Before adding a new dependency:

  • ✅ Check popularity (downloads, GitHub stars)
  • ✅ Check update frequency
  • ✅ Read the source code (yes, really)
  • ✅ Verify the maintainers are trustworthy
  • ✅ Look for open security issues

7. Minimize Dependencies

The best dependency is the one you don’t have.

Always ask yourself: “Do I really need this 500MB library to do something I can implement in 50 lines?”

Conclusion

Supply chain attacks are a real and growing threat in the Python ecosystem. This isn’t paranoia, it’s precaution.
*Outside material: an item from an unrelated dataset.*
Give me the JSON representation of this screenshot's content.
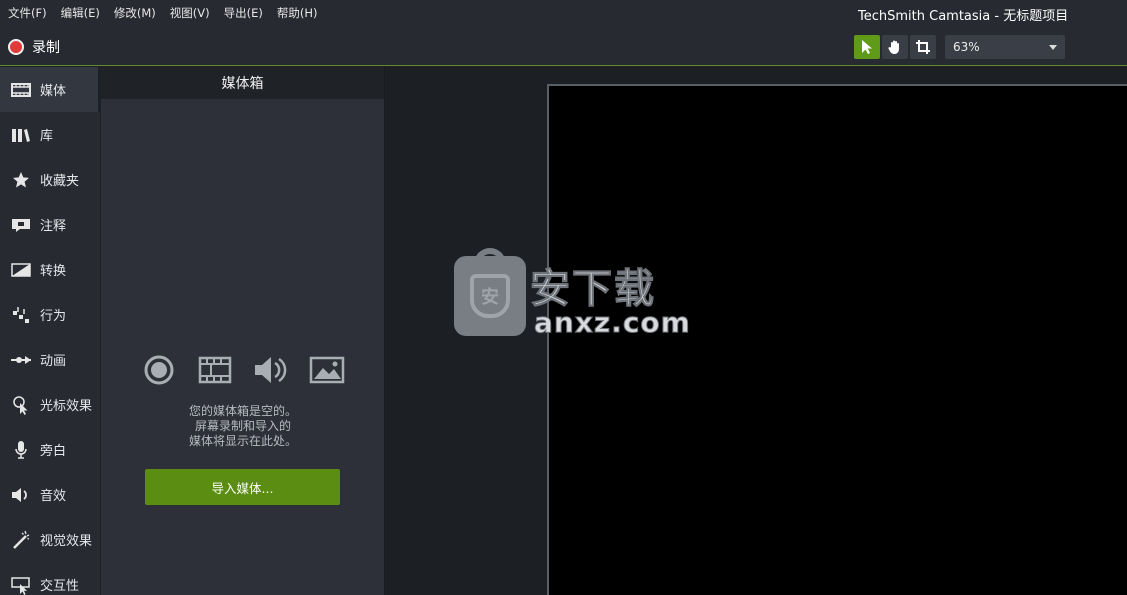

The good news? The tools to protect yourself already exist and are free. The bad news? Most developers don’t use them.

Don’t be part of the statistic. Implement these practices today:

  1. Migrate to uv and configure exclude-newer — instant protection
  2. Add hash verification — use pip-tools or Poetry
  3. Set up pip-audit in CI/CD
  4. Enable Dependabot or Renovate
  5. Educate your team

Security is not optional. It’s responsibility.


Pro tip: Combine uv + hash verification + pip-audit. This trio creates an in-depth defense that is practically impenetrable against supply chain attacks.